While gaining a string of convictions over the years, she also took a high profile role in public causes supposedly close to her heart.
In 1992 she showed what one community worker called "an unsurpassed aptitude for hypocrisy and humbug" by simultaneously leading mothers on an anti-drugs march and appearing on TV as an outspoken critic of the drugs culture, while dealing in cannabis and Temazepam "jellies" from the landing outside her flat.
In 1995 a Stirling Sheriff, horrified at the number of Haneys trooping through his court, called for "severe steps" to stop their offending and the misery they inflicted on the Raploch community.
Haney immediately complained to the press that the Sheriff had branded her brood a "Family from Hell" and threatened to report him to the Lord Advocate.

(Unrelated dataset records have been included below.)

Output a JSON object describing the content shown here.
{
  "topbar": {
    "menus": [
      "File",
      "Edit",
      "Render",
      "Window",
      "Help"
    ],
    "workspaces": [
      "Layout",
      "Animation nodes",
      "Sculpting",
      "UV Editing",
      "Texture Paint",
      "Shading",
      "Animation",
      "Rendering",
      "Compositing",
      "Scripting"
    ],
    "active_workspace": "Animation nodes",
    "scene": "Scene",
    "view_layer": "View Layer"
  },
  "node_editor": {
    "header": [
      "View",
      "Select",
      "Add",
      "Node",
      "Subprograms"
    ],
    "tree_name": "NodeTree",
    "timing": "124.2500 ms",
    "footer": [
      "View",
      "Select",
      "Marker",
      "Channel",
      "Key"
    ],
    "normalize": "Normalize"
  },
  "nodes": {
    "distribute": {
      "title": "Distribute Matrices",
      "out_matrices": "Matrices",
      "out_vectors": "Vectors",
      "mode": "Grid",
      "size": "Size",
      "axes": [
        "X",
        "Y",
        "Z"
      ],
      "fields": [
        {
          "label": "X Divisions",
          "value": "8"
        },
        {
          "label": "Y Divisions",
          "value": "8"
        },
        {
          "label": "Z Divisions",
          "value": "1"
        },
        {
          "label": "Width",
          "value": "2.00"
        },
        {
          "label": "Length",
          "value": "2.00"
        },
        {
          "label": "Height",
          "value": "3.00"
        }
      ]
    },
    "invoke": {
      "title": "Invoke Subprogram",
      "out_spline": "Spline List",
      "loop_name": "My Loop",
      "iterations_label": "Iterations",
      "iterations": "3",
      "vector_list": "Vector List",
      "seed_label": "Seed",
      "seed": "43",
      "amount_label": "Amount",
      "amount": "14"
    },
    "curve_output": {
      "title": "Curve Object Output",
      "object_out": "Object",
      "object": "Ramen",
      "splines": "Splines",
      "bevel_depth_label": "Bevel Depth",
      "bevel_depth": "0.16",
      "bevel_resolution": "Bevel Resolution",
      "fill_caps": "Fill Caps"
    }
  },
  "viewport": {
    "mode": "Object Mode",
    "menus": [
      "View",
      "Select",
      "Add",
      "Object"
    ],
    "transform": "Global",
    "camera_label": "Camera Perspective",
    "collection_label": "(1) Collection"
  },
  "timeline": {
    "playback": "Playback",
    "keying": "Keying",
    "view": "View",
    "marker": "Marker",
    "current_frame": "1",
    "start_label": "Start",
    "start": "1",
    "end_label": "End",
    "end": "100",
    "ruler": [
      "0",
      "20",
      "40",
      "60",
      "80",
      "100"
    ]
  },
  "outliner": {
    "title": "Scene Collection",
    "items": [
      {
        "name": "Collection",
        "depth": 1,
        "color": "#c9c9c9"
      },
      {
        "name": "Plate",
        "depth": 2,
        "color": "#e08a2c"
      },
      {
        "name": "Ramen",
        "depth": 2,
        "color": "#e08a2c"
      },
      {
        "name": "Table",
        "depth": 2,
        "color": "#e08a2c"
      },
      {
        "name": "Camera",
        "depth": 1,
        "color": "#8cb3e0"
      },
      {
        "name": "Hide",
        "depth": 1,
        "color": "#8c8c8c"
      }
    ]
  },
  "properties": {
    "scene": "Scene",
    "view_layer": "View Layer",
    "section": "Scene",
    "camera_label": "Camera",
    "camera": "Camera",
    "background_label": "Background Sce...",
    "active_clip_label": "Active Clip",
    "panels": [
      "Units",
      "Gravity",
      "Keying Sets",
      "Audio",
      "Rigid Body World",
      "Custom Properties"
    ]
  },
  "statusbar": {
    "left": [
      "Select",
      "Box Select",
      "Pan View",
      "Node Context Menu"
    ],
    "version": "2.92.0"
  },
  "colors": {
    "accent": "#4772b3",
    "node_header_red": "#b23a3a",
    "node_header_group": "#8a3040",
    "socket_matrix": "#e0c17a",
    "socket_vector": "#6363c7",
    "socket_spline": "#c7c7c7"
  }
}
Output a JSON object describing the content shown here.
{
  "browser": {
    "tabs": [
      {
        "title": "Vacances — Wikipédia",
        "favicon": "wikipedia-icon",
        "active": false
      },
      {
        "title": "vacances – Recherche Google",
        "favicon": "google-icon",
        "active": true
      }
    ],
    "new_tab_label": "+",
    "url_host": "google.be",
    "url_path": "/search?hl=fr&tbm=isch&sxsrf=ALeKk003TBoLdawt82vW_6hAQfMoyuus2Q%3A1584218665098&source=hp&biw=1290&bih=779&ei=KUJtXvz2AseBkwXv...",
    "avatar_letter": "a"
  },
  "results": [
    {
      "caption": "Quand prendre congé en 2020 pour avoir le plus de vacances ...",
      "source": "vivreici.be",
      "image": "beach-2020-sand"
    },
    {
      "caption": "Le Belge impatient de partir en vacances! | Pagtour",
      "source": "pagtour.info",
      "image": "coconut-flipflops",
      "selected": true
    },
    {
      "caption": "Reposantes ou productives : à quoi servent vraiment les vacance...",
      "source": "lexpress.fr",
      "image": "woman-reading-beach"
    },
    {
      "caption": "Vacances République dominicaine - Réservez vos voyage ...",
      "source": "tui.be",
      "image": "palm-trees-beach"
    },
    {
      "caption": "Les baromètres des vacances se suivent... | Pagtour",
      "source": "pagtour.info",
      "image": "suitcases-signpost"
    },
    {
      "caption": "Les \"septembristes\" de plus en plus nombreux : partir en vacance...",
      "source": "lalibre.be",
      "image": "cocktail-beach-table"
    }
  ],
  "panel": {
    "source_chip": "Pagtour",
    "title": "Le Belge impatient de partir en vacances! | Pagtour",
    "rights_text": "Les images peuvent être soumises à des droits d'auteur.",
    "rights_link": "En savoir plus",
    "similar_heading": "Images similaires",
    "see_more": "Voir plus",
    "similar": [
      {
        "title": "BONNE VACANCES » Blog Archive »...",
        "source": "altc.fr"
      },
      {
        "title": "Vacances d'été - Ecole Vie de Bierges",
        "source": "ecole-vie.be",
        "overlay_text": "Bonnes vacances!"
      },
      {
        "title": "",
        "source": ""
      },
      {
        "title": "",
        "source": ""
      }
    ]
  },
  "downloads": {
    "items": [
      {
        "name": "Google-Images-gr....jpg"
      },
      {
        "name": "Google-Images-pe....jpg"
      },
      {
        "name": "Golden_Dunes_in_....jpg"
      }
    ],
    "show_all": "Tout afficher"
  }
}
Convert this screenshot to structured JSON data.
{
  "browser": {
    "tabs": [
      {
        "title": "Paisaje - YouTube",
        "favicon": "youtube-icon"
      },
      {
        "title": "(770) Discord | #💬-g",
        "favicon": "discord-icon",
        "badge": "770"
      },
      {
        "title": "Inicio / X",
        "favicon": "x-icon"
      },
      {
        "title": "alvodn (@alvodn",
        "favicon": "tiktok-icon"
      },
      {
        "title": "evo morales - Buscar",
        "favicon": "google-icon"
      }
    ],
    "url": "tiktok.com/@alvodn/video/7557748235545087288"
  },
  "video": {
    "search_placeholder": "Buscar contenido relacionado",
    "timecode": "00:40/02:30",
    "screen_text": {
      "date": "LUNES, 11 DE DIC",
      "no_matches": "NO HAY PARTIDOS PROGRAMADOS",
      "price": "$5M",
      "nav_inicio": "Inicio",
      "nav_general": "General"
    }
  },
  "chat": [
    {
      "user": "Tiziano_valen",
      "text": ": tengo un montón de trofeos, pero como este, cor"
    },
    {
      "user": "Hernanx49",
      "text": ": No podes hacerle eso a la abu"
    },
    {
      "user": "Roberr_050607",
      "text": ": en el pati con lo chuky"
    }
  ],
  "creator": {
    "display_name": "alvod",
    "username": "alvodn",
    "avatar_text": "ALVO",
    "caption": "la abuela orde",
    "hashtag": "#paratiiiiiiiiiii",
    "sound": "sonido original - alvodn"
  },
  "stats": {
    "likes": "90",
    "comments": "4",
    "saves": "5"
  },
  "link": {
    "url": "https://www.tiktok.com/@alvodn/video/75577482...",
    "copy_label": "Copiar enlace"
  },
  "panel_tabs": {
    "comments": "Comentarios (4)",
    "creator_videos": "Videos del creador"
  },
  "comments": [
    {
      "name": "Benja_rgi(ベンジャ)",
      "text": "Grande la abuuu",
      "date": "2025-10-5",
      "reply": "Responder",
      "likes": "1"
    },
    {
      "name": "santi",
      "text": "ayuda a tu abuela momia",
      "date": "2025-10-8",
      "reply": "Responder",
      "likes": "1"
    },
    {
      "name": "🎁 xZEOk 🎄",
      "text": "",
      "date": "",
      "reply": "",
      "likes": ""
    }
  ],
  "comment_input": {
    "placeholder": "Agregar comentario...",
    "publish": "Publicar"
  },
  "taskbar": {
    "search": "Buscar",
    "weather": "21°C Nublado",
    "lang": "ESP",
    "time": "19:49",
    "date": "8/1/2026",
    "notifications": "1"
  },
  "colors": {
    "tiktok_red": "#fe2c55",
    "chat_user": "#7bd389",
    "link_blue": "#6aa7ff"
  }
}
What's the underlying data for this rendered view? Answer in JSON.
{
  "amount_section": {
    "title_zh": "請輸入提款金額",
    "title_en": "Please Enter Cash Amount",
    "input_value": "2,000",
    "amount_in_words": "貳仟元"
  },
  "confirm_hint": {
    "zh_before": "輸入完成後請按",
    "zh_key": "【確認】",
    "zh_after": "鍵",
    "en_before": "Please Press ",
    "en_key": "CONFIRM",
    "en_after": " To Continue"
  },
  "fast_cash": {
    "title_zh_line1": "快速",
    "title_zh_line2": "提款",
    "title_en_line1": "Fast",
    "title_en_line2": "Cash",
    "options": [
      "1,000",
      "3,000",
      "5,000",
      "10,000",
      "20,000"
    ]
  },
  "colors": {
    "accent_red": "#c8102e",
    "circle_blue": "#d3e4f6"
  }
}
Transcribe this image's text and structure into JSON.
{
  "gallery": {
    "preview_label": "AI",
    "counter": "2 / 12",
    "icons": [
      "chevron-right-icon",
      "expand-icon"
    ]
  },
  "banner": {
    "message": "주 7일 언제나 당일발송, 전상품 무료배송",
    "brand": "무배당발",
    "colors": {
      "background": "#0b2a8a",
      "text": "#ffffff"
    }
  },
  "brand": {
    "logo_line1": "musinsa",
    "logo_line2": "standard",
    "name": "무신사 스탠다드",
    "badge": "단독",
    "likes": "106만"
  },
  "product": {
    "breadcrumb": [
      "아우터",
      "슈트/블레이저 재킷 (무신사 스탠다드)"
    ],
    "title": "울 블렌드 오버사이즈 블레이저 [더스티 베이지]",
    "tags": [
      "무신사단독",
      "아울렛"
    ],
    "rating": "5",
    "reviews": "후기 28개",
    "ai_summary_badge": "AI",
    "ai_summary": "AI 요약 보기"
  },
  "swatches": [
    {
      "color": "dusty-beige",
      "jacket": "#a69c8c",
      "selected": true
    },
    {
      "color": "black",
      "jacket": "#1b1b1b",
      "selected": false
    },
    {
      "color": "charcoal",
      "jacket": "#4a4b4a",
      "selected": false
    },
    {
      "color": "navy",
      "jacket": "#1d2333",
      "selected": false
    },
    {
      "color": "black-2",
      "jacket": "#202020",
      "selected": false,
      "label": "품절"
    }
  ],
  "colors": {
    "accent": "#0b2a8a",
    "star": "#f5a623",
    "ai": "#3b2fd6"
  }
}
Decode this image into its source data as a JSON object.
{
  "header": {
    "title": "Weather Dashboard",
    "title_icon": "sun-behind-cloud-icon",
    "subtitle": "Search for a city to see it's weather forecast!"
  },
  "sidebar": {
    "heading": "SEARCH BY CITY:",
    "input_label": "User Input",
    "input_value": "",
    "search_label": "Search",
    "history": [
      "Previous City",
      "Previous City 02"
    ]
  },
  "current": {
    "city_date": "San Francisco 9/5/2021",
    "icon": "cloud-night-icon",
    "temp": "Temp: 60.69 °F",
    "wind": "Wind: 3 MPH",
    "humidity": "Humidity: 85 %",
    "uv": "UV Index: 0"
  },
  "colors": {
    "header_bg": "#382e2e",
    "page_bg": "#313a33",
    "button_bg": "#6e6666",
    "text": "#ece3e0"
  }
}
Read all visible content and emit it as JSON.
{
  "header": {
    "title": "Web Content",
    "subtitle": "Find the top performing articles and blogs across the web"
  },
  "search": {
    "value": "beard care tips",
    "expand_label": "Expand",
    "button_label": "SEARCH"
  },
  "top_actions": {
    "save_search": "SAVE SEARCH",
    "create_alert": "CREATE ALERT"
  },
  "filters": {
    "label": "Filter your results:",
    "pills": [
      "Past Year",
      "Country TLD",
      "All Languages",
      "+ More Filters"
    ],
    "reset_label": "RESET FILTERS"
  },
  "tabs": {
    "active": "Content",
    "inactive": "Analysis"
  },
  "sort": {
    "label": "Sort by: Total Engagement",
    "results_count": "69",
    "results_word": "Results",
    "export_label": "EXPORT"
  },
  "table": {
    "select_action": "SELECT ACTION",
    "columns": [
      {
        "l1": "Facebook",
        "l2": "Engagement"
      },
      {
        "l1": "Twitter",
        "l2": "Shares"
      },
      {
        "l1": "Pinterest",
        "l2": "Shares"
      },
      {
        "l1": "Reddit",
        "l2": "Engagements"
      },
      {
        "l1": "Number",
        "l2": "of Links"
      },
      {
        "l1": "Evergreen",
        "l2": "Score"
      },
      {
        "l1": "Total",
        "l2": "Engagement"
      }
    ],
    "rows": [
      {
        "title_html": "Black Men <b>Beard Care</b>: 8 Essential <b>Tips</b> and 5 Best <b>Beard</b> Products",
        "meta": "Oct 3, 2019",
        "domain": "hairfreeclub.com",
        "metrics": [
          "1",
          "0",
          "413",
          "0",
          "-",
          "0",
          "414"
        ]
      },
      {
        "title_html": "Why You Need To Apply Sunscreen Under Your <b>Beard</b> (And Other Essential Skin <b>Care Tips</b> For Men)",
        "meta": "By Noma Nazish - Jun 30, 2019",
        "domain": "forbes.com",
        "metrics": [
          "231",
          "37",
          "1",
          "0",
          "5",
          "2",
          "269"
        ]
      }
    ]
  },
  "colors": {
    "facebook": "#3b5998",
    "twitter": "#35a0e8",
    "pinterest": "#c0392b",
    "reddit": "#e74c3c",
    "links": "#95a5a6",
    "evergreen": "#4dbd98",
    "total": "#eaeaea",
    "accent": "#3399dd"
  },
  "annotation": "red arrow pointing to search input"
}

"How dare he say such things," she said, "when my family keeps him in a job."
Two years later she hit the headlines when she led a mob which surrounded a bed and breakfast in Stirling where a convicted paedophile was being accommodated after his release from prison. Haney set up Scottish Communities Against Paedophiles and began campaigning for a national register of sex offenders.
But her grandstanding appearances on programmes like Kilroy cut little ice with her neighbours and resentment grew among those who knew the truth about her.
By July 1997 Stirling Council was receiving constant complaints about her and her family and less than a month later a mob of 200 turned up outside her home. The family had to be driven away under police escort and were eventually rehoused.
The investigation into her drug dealing began in 1998 but it was not until June 2001 that she was arrested.
Her last act of defiance was to raise her arms and shout "Get it up you" at a crowd of neighbours who had gathered in the street to celebrate her departure.